Python3抓取電影天堂的電影數據列表,豆瓣評分排序,導出Excel,Mysql

 測試程序;

# coding = utf-8

import requests
import os
import re
from bs4 import BeautifulSoup
import xlwt
import pymysql


head = {
        "User-Agent": "Mozilla/5.0 (Windows NT 6.1; WOW64) Firefox/21.0",
        "Accept": "text/html,application/xhtml+xml,application/xml;q=0.9,image/webp,image/apng,*/*;q=0.8",
        "Accept-Encoding": "gzip, deflate, br",
        "Accept-Language": "en-US,zh-CN,zh;q=0.9"
    }
moviePageCount = 10      # 獲取最大頁數的數據
timeOut = 60             # 網絡請求超時時間


def clear_html_re(src_html):
    '''
    正則清除HTML標籤
    :param src_html:原文本
    :return: 清除後的文本
    '''
    content = re.sub(r"</?(.+?)>", "", src_html) # 去除標籤
    # content = re.sub(r"&nbsp;", "", content)
    dst_html = re.sub(r"\s+", "", content)  # 去除空白字符
    dst_html = dst_html.replace("'", '')
    return dst_html


def writeTextToFile(path='./temp', text=''):
    '''
    寫入文件
    :param path: 文件地址
    :param text: 內容
    :return:
    '''
    with open(path, 'w', encoding='utf-8') as fs:
        fs.write(text)


def writeTextToExcel(path='./temp_excel.xls', movieArray=[]):
    # file以utf-8格式打開
    file = xlwt.Workbook(encoding='utf-8')
    # 創建一個data表單
    try:
        table = file.get_sheet('data')
    except Exception as e:
        table = file.add_sheet('data', cell_overwrite_ok=True)
        # 表頭信息
        table_head = ['影名', '片名', '譯名', '又名', '上映時間', '豆瓣評分', '國家', '頁面詳情', '下載地址']
        # 將表頭信息寫入到表格的第一行
        for i in range(len(table_head)):
            table.write(0, i, table_head[i])

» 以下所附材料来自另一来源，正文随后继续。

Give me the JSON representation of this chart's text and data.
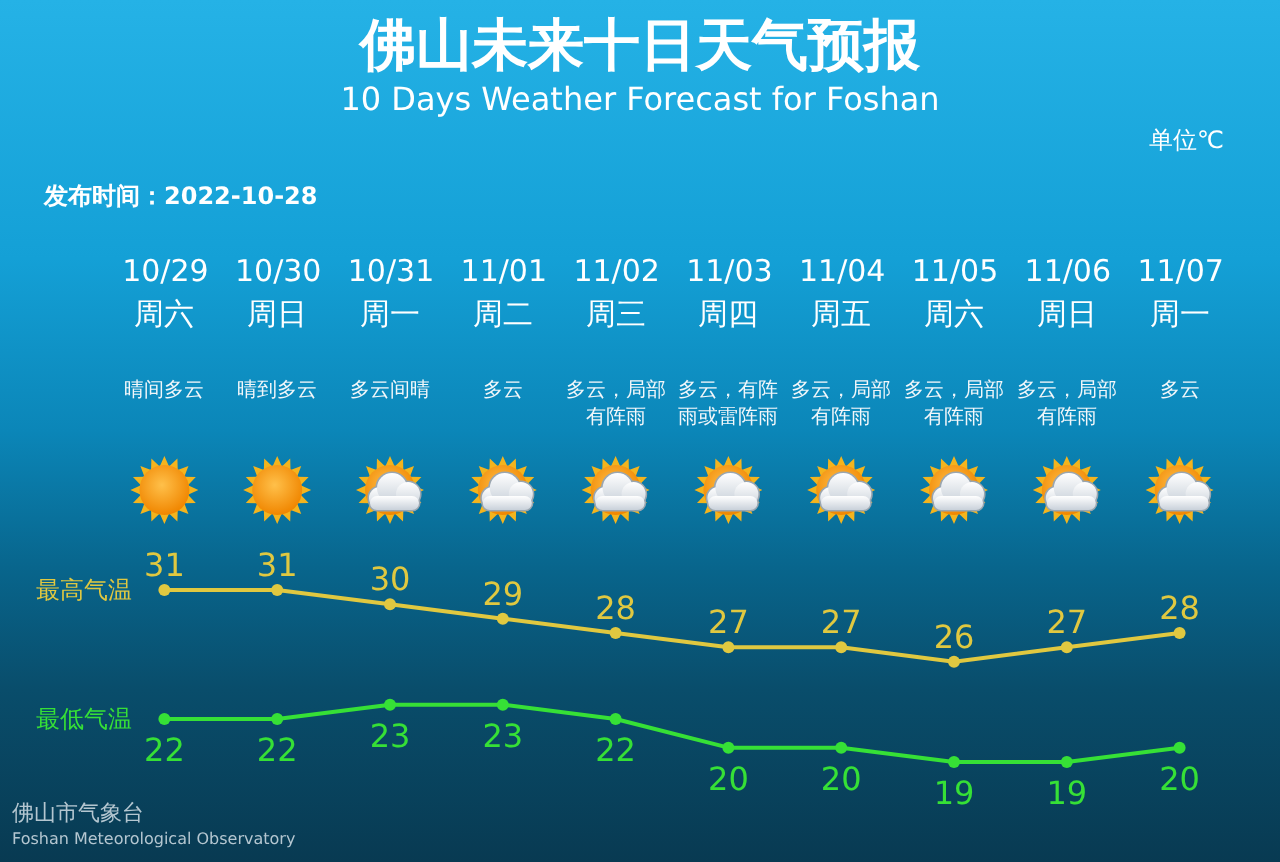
{
  "chart_data": {
    "type": "line",
    "title": "佛山未来十日天气预报",
    "subtitle": "10 Days Weather Forecast for Foshan",
    "annotations": [
      "单位℃",
      "发布时间：2022-10-28",
      "佛山市气象台",
      "Foshan Meteorological Observatory",
      "周六",
      "晴间多云",
      "周日",
      "晴到多云",
      "周一",
      "多云间晴",
      "周二",
      "多云",
      "周三",
      "多云，局部有阵雨",
      "周四",
      "多云，有阵雨或雷阵雨",
      "周五",
      "多云，局部有阵雨",
      "周六",
      "多云，局部有阵雨",
      "周日",
      "多云，局部有阵雨",
      "周一",
      "多云"
    ],
    "categories": [
      "10/29",
      "10/30",
      "10/31",
      "11/01",
      "11/02",
      "11/03",
      "11/04",
      "11/05",
      "11/06",
      "11/07"
    ],
    "series": [
      {
        "name": "最高气温",
        "color": "#e0c840",
        "values": [
          31,
          31,
          30,
          29,
          28,
          27,
          27,
          26,
          27,
          28
        ]
      },
      {
        "name": "最低气温",
        "color": "#36e036",
        "values": [
          22,
          22,
          23,
          23,
          22,
          20,
          20,
          19,
          19,
          20
        ]
      }
    ],
    "data_labels": true,
    "marker": "circle",
    "line_style": "solid",
    "tick_labels": "x"
  }
}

    nrows = table.rows.__len__()
    for i, movie in enumerate(movieArray):
        # 影名
        table.write(i + 1 + nrows, 0, movie['name'])
        # 片名
        table.write(i + 1 + nrows, 1, movie['title'])
        # 譯名
        table.write(i + 1 + nrows, 2, movie['translateName'])
        # 又名
        table.write(i + 1 + nrows, 3, movie['nickTitle'])
        # 上映時間
        table.write(i + 1 + nrows, 4, movie['belongTime'])
        # 豆瓣評分
        table.write(i + 1 + nrows, 5, movie['gradeCore'])
        # 國家
        table.write(i + 1 + nrows, 6, movie['country'])
        # 頁面詳情
        table.write(i + 1 + nrows, 7, movie['link'])
        # 下載地址
        for url in movie['downloadUrl']:
            table.write(i + 1 + nrows, 8, url + ', ')

        print('已寫入:' + movie['name'])

    file.save(path)


def writeDatatoDataBase(movieArray=[]):
    # 打開數據庫
    db = pymysql.connect('localhost', 'root', '123', 'library')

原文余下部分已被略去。